Wednesday, September 5, 2007

PARIS

Here are a couple of career tips for anyone who wants to be a rock star but also avoid the price of fame — fatal overdoses, binge boozing, car wrecks, suicide — that go with it.

Try to survive beyond the first five years after your first big hit.



Oh, and try to be a Brit, too.

That way, the chances of joining Paul McCartney, Mick Jagger and Elton John in qualifying for your pensioner’s bus pass rise greatly.

In an innovative study published in Britain’s Journal of Epidemiology and Community Health (JECH), researchers at Liverpool John Moores University charted the survival rates of 1,064 musicians and compared this to mortality among the general population in North America and Europe.

The musicians were picked from a chart called the All Time Top 1,000 Albums that was selected in 2000 and covered rock, pop, New Age, punk, rap, R&B and electronica.

In all, exactly 100 stars died between 1956 and 2005 (a death rate of 7.3 percent among women and 9.6 percent among men), including such luminaries as Jimi Hendrix, Jim Morrison, Keith Moon, Brian Jones, Janis Joplin and Kurt Cobain.

Over a 25-year span that started with their rise to fame, stars were more than 70 percent likelier to die prematurely compared with the general population — and the risk was 240 percent higher in those crucial first five years.
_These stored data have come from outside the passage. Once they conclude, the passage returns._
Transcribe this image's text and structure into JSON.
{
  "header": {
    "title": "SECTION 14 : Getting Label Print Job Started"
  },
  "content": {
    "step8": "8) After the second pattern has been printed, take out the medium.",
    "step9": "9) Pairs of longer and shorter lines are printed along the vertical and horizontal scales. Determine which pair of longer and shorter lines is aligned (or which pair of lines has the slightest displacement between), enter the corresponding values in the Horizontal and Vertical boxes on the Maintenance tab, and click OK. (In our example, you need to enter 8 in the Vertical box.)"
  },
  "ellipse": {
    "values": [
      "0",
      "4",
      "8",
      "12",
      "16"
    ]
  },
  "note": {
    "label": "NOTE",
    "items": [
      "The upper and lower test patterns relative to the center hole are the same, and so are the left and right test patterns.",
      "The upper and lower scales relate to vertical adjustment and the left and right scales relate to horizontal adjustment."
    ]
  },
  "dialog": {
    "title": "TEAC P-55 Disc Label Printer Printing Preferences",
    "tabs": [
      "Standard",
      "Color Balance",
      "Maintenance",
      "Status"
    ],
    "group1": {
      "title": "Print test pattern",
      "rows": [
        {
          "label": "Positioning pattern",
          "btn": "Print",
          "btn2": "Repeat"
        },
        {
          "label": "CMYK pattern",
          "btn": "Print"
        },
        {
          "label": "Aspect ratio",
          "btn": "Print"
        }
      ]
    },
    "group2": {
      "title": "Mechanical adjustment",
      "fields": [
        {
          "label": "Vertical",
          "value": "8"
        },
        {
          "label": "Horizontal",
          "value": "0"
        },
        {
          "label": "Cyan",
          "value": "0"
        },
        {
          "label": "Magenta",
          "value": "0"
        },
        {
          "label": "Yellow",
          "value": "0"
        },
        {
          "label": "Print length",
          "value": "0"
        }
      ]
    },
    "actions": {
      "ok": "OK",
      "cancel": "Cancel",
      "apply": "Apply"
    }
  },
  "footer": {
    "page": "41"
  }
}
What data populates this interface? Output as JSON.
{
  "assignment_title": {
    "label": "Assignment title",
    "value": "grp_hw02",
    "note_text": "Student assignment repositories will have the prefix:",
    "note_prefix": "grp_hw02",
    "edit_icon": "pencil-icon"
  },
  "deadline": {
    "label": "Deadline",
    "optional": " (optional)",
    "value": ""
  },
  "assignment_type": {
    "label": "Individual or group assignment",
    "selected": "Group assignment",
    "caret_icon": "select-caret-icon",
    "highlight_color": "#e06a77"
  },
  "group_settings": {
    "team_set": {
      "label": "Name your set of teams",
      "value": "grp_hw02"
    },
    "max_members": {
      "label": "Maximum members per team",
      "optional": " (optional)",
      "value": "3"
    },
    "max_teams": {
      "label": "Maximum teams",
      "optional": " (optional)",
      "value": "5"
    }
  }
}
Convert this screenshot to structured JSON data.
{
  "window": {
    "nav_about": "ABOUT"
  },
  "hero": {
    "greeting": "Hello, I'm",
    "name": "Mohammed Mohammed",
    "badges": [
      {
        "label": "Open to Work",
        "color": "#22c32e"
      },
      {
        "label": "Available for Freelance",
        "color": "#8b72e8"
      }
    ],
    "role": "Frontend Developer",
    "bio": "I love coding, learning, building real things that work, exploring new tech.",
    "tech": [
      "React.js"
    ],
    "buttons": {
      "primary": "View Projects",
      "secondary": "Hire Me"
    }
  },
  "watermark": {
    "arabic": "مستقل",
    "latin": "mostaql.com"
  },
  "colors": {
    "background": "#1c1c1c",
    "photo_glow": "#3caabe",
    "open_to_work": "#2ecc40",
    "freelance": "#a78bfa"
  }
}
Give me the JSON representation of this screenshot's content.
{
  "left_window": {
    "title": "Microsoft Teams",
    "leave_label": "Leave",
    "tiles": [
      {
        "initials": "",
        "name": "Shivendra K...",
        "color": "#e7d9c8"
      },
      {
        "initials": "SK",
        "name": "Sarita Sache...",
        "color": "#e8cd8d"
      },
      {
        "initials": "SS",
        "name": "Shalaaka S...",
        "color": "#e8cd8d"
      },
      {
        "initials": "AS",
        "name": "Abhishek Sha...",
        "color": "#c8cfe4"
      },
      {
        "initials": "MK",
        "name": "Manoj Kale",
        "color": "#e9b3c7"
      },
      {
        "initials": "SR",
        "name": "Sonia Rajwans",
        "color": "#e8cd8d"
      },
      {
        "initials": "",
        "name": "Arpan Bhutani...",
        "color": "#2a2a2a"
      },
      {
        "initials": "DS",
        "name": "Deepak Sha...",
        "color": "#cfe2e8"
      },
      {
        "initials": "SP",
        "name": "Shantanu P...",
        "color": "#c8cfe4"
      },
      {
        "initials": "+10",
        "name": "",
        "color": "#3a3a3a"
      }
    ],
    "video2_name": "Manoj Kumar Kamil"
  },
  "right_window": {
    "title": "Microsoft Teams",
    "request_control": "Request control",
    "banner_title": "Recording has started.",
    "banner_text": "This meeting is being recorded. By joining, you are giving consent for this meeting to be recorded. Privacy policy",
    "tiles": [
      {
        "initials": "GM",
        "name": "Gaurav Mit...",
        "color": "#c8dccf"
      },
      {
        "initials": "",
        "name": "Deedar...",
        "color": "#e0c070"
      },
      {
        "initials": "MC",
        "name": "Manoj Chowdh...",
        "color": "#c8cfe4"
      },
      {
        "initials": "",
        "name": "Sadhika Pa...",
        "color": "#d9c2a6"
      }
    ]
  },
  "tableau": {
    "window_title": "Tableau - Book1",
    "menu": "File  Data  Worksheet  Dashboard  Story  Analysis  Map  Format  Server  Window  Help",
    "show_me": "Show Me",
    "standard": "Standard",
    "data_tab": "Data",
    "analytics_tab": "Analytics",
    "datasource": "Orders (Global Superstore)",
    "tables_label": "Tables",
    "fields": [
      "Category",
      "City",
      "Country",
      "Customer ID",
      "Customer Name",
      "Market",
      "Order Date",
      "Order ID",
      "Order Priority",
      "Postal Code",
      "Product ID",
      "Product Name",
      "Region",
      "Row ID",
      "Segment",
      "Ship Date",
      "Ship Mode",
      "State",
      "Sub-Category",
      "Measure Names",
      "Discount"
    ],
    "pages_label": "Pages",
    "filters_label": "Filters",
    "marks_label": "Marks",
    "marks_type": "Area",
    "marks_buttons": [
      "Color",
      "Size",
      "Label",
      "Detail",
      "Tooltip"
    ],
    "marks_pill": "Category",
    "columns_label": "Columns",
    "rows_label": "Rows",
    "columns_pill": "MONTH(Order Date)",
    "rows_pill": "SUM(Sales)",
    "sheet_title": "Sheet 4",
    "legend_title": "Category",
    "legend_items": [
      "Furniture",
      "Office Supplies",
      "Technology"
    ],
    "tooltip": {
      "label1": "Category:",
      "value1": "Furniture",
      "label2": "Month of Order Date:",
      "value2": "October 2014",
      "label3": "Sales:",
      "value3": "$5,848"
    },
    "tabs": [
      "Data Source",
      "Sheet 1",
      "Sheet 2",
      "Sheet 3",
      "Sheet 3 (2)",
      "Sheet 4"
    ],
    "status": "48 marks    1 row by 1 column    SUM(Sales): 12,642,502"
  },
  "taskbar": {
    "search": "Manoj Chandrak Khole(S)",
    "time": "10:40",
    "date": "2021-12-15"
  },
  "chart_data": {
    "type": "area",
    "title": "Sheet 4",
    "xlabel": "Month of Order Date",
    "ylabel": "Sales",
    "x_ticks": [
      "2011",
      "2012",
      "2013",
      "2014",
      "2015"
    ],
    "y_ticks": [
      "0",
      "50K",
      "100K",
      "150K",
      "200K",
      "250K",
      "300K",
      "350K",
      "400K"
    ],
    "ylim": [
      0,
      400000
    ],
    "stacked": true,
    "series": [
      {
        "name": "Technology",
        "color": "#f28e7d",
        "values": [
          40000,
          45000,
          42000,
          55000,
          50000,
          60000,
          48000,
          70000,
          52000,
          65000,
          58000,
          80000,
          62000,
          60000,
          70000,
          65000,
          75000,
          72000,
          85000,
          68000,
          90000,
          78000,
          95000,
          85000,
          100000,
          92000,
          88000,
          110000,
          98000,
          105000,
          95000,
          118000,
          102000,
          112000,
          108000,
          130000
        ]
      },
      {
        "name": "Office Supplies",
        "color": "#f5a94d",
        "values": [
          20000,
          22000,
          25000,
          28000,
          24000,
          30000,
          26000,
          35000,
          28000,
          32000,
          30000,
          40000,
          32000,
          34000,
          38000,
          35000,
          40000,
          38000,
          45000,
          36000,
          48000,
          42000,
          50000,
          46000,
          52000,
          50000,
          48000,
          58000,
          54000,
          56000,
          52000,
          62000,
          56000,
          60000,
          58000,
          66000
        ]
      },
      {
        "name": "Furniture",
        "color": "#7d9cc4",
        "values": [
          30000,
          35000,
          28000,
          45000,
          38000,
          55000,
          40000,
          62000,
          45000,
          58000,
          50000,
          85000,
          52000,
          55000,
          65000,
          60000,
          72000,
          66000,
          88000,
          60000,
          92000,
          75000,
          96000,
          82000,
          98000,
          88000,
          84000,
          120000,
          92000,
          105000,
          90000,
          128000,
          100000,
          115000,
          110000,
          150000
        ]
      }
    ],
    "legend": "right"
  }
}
Moreover, for those who achieved fame in the manic years of the 1960s and ‘70s, the risk of death occurring within the first five years was an astonishing 350 percent higher than for Mr. or Miss Average.

European stars were much likelier to survive compared to their North American counterparts, the study also found.

Those Europeans who died tended to expire in the blaze of youthful glory, at an average age of 35, compared to 42 among the North Americans.

As time went by, though, aging North American rock stars were twice as likely to die prematurely as Europeans, according to the authors, who speculate that the lifestyle of U.S. rockers may make them more susceptible to chronic heart disease.

The study, by lead author Mark Bellis and John Ashton of the university’s Centre for Public Health, says their work adds useful statistical weight to a well-known but anecdotal phenomenon.

Another point, they say, is that public-health advocates should think twice before enrolling a music star to promote positive health messages if teens link their idol with booze and pills.

“Where pop star behavior remains typified by risk-taking substance abuse, it is unlikely that young people will see any positive health messages they champion as credible,” the study warns.